Он взял перо, которым писал статью о Натане, и потряс им.

— Завтра я швырну в них двумя столбцами. Потом посмотрим! Не тревожься, Корали! Речь идет не о любви, а о мести, и я отомщу вполне.

— Вот человек! — сказал Блонде. — Если бы ты, Люсьен, знал, как редко можно встретить в пресыщенном парижском свете подобный взрыв чувств, ты больше бы себя ценил. Не оплошай, — сказал он, употребив выражение более энергичное, — ты на пути к власти.

— Он достигнет своего, — сказала Корали.

— Он уже многого достиг в эти полтора месяца.

— Если случится, что его будет отделять от скипетра лишь пространство не шире могилы, к его услугам труп Корали.

— Ваша любовь достойна Золотого века, — сказал Блонде. — Прими мои поздравления; твоя статья превосходна, — продолжал он, глядя на Люсьена, — в ней столько свежести! Ты проявил себя мастером этого жанра.

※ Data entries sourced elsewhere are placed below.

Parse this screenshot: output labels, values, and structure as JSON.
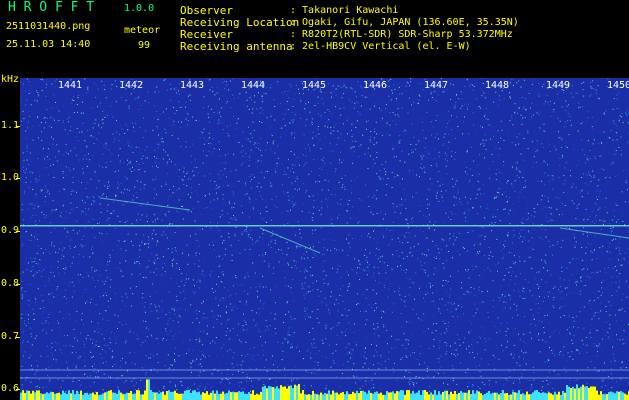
{
  "header": {
    "app_title": "H R O F F T",
    "version": "1.0.0",
    "file_name": "2511031440.png",
    "date_time": "25.11.03 14:40",
    "mode_label": "meteor",
    "count_value": "99"
  },
  "info": [
    {
      "key": "Observer",
      "value": ": Takanori Kawachi"
    },
    {
      "key": "Receiving Location",
      "value": ": Ogaki, Gifu, JAPAN (136.60E, 35.35N)"
    },
    {
      "key": "Receiver",
      "value": ": R820T2(RTL-SDR) SDR-Sharp 53.372MHz"
    },
    {
      "key": "Receiving antenna",
      "value": ": 2el-HB9CV Vertical (el. E-W)"
    }
  ],
  "chart_data": {
    "type": "heatmap",
    "ylabel": "kHz",
    "x_ticks": [
      "1441",
      "1442",
      "1443",
      "1444",
      "1445",
      "1446",
      "1447",
      "1448",
      "1449",
      "1450"
    ],
    "y_ticks": [
      "1.1",
      "1.0",
      "0.9",
      "0.8",
      "0.7",
      "0.6"
    ],
    "y_tick_values": [
      1.1,
      1.0,
      0.9,
      0.8,
      0.7,
      0.6
    ],
    "ylim": [
      0.58,
      1.19
    ],
    "carrier_khz": 0.91
  },
  "colors": {
    "background": "#000000",
    "spectrogram_base": "#1a2ea8",
    "label_yellow": "#ffff00",
    "title_green": "#00ff7f",
    "carrier_cyan": "#7fffd4"
  }
}
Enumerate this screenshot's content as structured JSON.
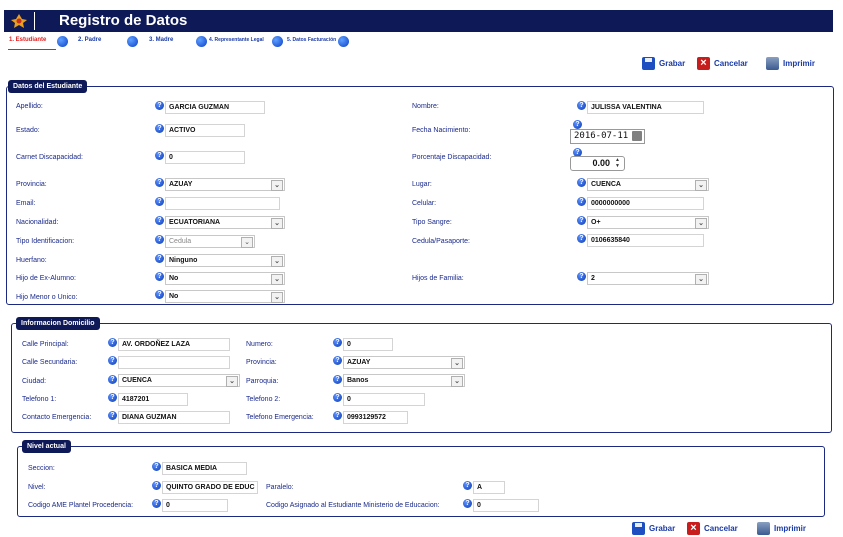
{
  "app": {
    "title": "Registro de Datos"
  },
  "steps": [
    {
      "label": "1. Estudiante"
    },
    {
      "label": "2. Padre"
    },
    {
      "label": "3. Madre"
    },
    {
      "label": "4. Representante Legal"
    },
    {
      "label": "5. Datos Facturación"
    }
  ],
  "toolbar": {
    "save_label": "Grabar",
    "cancel_label": "Cancelar",
    "print_label": "Imprimir"
  },
  "student": {
    "legend": "Datos del Estudiante",
    "apellido_label": "Apellido:",
    "apellido_value": "GARCIA GUZMAN",
    "nombre_label": "Nombre:",
    "nombre_value": "JULISSA VALENTINA",
    "estado_label": "Estado:",
    "estado_value": "ACTIVO",
    "fecha_label": "Fecha Nacimiento:",
    "fecha_value": "2016-07-11",
    "carnet_label": "Carnet Discapacidad:",
    "carnet_value": "0",
    "porcentaje_label": "Porcentaje Discapacidad:",
    "porcentaje_value": "0.00",
    "provincia_label": "Provincia:",
    "provincia_value": "AZUAY",
    "lugar_label": "Lugar:",
    "lugar_value": "CUENCA",
    "email_label": "Email:",
    "email_value": "",
    "celular_label": "Celular:",
    "celular_value": "0000000000",
    "nacionalidad_label": "Nacionalidad:",
    "nacionalidad_value": "ECUATORIANA",
    "tipo_sangre_label": "Tipo Sangre:",
    "tipo_sangre_value": "O+",
    "tipo_id_label": "Tipo Identificacion:",
    "tipo_id_value": "Cedula",
    "cedula_label": "Cedula/Pasaporte:",
    "cedula_value": "0106635840",
    "huerfano_label": "Huerfano:",
    "huerfano_value": "Ninguno",
    "hijo_exalumno_label": "Hijo de Ex-Alumno:",
    "hijo_exalumno_value": "No",
    "hijos_familia_label": "Hijos de Familia:",
    "hijos_familia_value": "2",
    "hijo_menor_label": "Hijo Menor o Unico:",
    "hijo_menor_value": "No"
  },
  "domicilio": {
    "legend": "Informacion Domicilio",
    "calle_principal_label": "Calle Principal:",
    "calle_principal_value": "AV. ORDOÑEZ LAZA",
    "numero_label": "Numero:",
    "numero_value": "0",
    "calle_secundaria_label": "Calle Secundaria:",
    "calle_secundaria_value": "",
    "provincia_label": "Provincia:",
    "provincia_value": "AZUAY",
    "ciudad_label": "Ciudad:",
    "ciudad_value": "CUENCA",
    "parroquia_label": "Parroquia:",
    "parroquia_value": "Banos",
    "telefono1_label": "Telefono 1:",
    "telefono1_value": "4187201",
    "telefono2_label": "Telefono 2:",
    "telefono2_value": "0",
    "contacto_label": "Contacto Emergencia:",
    "contacto_value": "DIANA GUZMAN",
    "telefono_emergencia_label": "Telefono Emergencia:",
    "telefono_emergencia_value": "0993129572"
  },
  "nivel": {
    "legend": "Nivel actual",
    "seccion_label": "Seccion:",
    "seccion_value": "BASICA MEDIA",
    "nivel_label": "Nivel:",
    "nivel_value": "QUINTO GRADO DE EDUC",
    "paralelo_label": "Paralelo:",
    "paralelo_value": "A",
    "codigo_ame_label": "Codigo AME Plantel Procedencia:",
    "codigo_ame_value": "0",
    "codigo_asignado_label": "Codigo Asignado al Estudiante Ministerio de Educacion:",
    "codigo_asignado_value": "0"
  },
  "colors": {
    "header_bg": "#0e1a58",
    "label_text": "#1a2a8c",
    "active_step": "#e02020",
    "help_icon": "#0c3ab0"
  },
  "icons": {
    "help": "question-circle-icon",
    "save": "floppy-disk-icon",
    "cancel": "red-x-icon",
    "print": "printer-icon"
  },
  "help_glyph": "?"
}
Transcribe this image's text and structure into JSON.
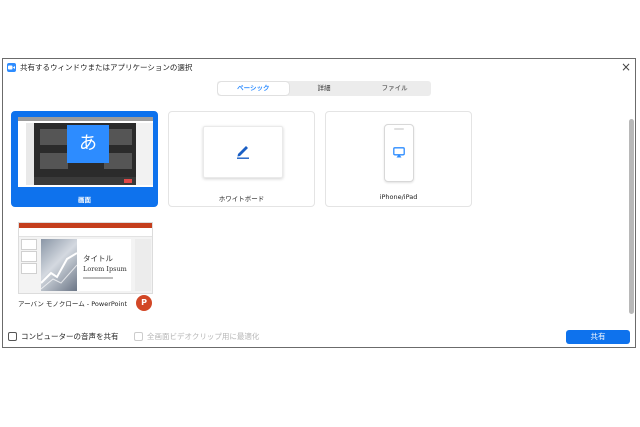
{
  "window": {
    "title": "共有するウィンドウまたはアプリケーションの選択",
    "close_glyph": "×"
  },
  "tabs": [
    {
      "label": "ベーシック",
      "active": true
    },
    {
      "label": "詳細",
      "active": false
    },
    {
      "label": "ファイル",
      "active": false
    }
  ],
  "items": [
    {
      "label": "画面",
      "thumb_char": "あ",
      "selected": true
    },
    {
      "label": "ホワイトボード",
      "selected": false
    },
    {
      "label": "iPhone/iPad",
      "selected": false
    },
    {
      "label": "アーバン モノクローム - PowerPoint",
      "selected": false,
      "slide_title": "タイトル",
      "slide_subtitle": "Lorem Ipsum",
      "badge": "P"
    }
  ],
  "footer": {
    "share_audio_label": "コンピューターの音声を共有",
    "optimize_label": "全画面ビデオクリップ用に最適化",
    "share_button": "共有"
  },
  "colors": {
    "accent": "#0e72ed",
    "powerpoint": "#d24726"
  }
}
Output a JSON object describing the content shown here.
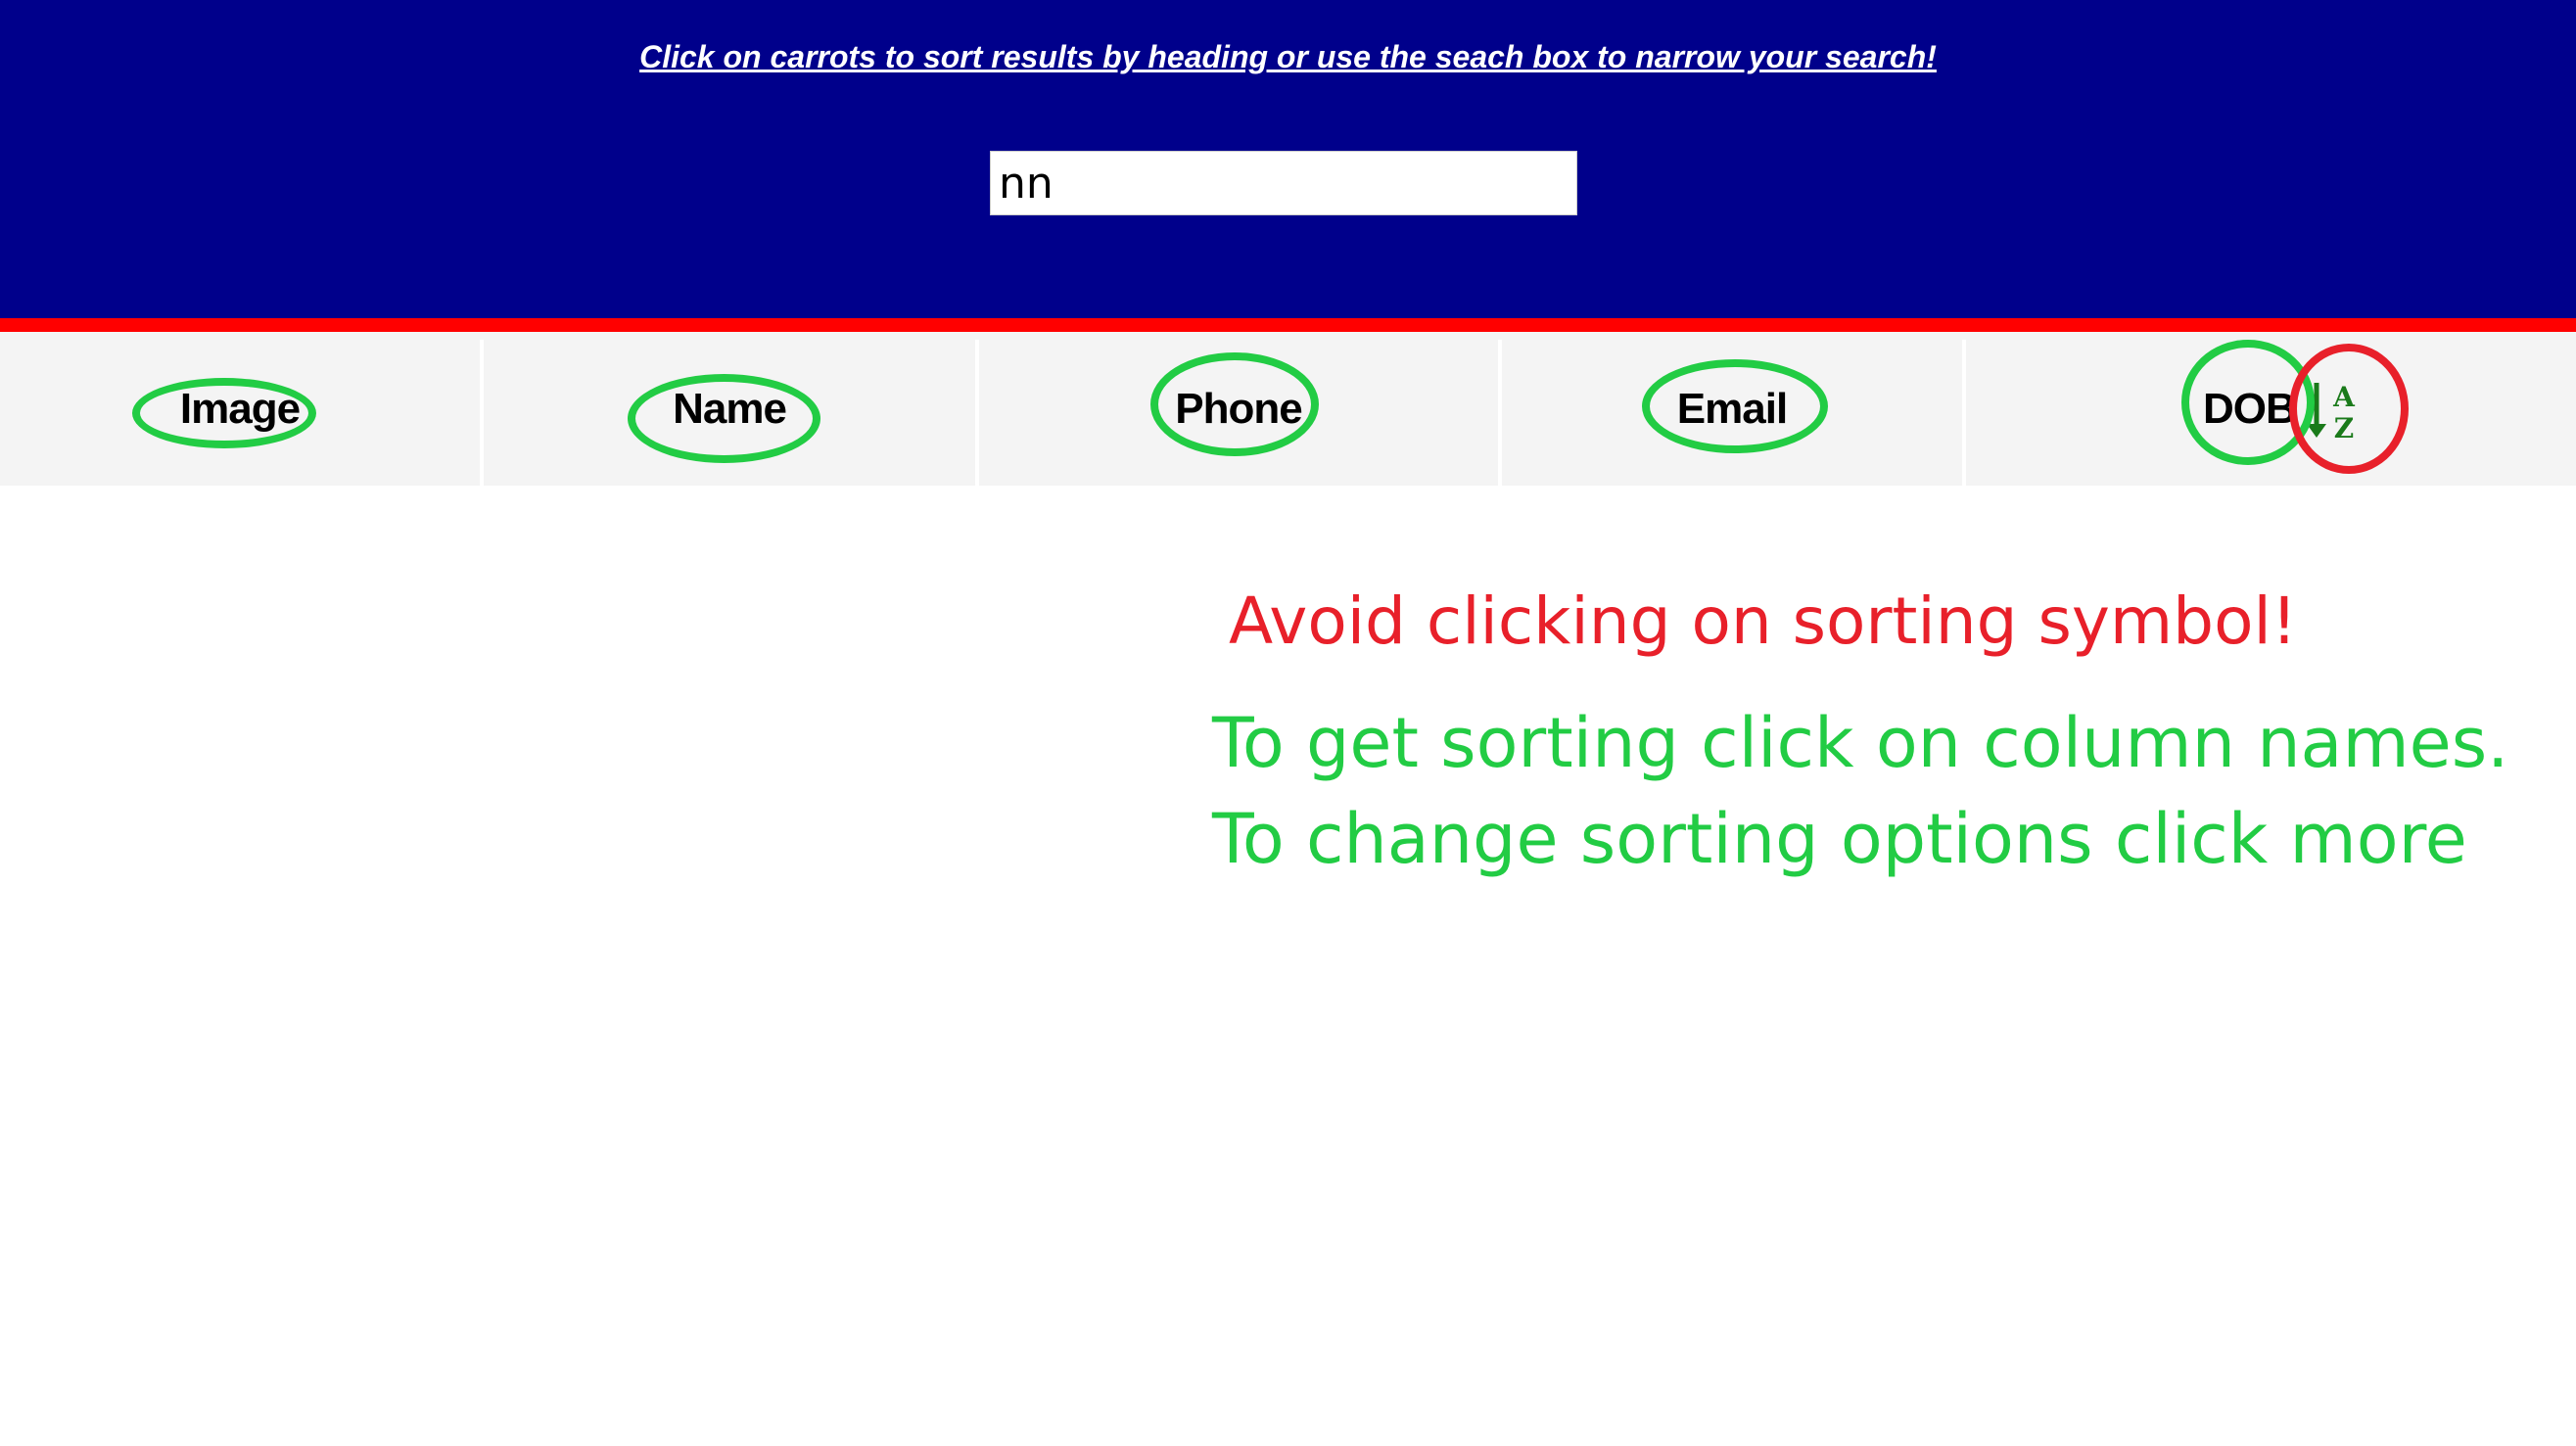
{
  "header": {
    "instructions": "Click on carrots to sort results by heading or use the seach box to narrow your search!",
    "background_color": "#00008b",
    "stripe_color": "#ff0000"
  },
  "search": {
    "value": "nn",
    "placeholder": ""
  },
  "table_header": {
    "columns": [
      {
        "label": "Image"
      },
      {
        "label": "Name"
      },
      {
        "label": "Phone"
      },
      {
        "label": "Email"
      },
      {
        "label": "DOB"
      }
    ],
    "sort_icon": {
      "name": "sort-a-z-icon",
      "top_letter": "A",
      "bottom_letter": "Z",
      "color": "#1a7a1a"
    }
  },
  "annotations": {
    "warning": "Avoid clicking on sorting symbol!",
    "tip_line1": "To get sorting click on column names.",
    "tip_line2": "To change sorting options click more",
    "highlight_color": "#22cc44",
    "warning_color": "#e8202a"
  }
}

Явился Лусто вместе с Гектором Мерленом и Верну; Люсьен был в высшей степени польщен, почувствовав себя предметом их внимания. Фелисьен принес Люсьену сто франков за его статью. Газета сочла необходимым вознаградить столь блестящий труд, чтобы приманить автора. Корали, увидев этот капитул журналистов, послала заказать завтрак в «Кадран Бле», ближайшем ресторане; как только Береника доложила, что завтрак подан, она пригласила всех в нарядную столовую. В разгаре пиршества, когда шампанское бросилось в голову, выяснилась причина посещения Люсьена его товарищами.

— Ты, конечно, не желаешь, — сказал ему Лусто, — нажить в лице Натана врага? Натан журналист, у него есть друзья, он сыграет с тобой скверную шутку при выходе твоей книги. Ведь ты хочешь продать «Лучника Карла IX»? Утром мы видели Натана, он в отчаянье, но ты напишешь еще одну статью и окропишь его похвалами.

— Как! После моей статьи против него вы желаете?.. — спросил Люсьен.

Эмиль Блонде, Гектор Мерлен, Этьен Лусто, Фелисьен Верну прервали слова Люсьена веселым смехом.

— Послезавтра у тебя ужин. Ты пригласил его? — сказал Блонде.

— Статья пошла без подписи, — сказал Лусто, — Фелисьен не так наивен, как ты, и поставил вместо подписи внизу только «Ш»; ты можешь и дальше так печататься в его газете; она левого направления. Мы все в оппозиции. Но Фелисьен столь тактичен, что не желает насиловать твоих убеждений. Газета Гектора — орган правого центра, там ты можешь подписываться буквой «Л». Аноним необходим при нападении, похвальное слово идет за подписью.

— Подпись меня не заботит, — сказал Люсьен. — Я не знаю, что сказать в пользу книги.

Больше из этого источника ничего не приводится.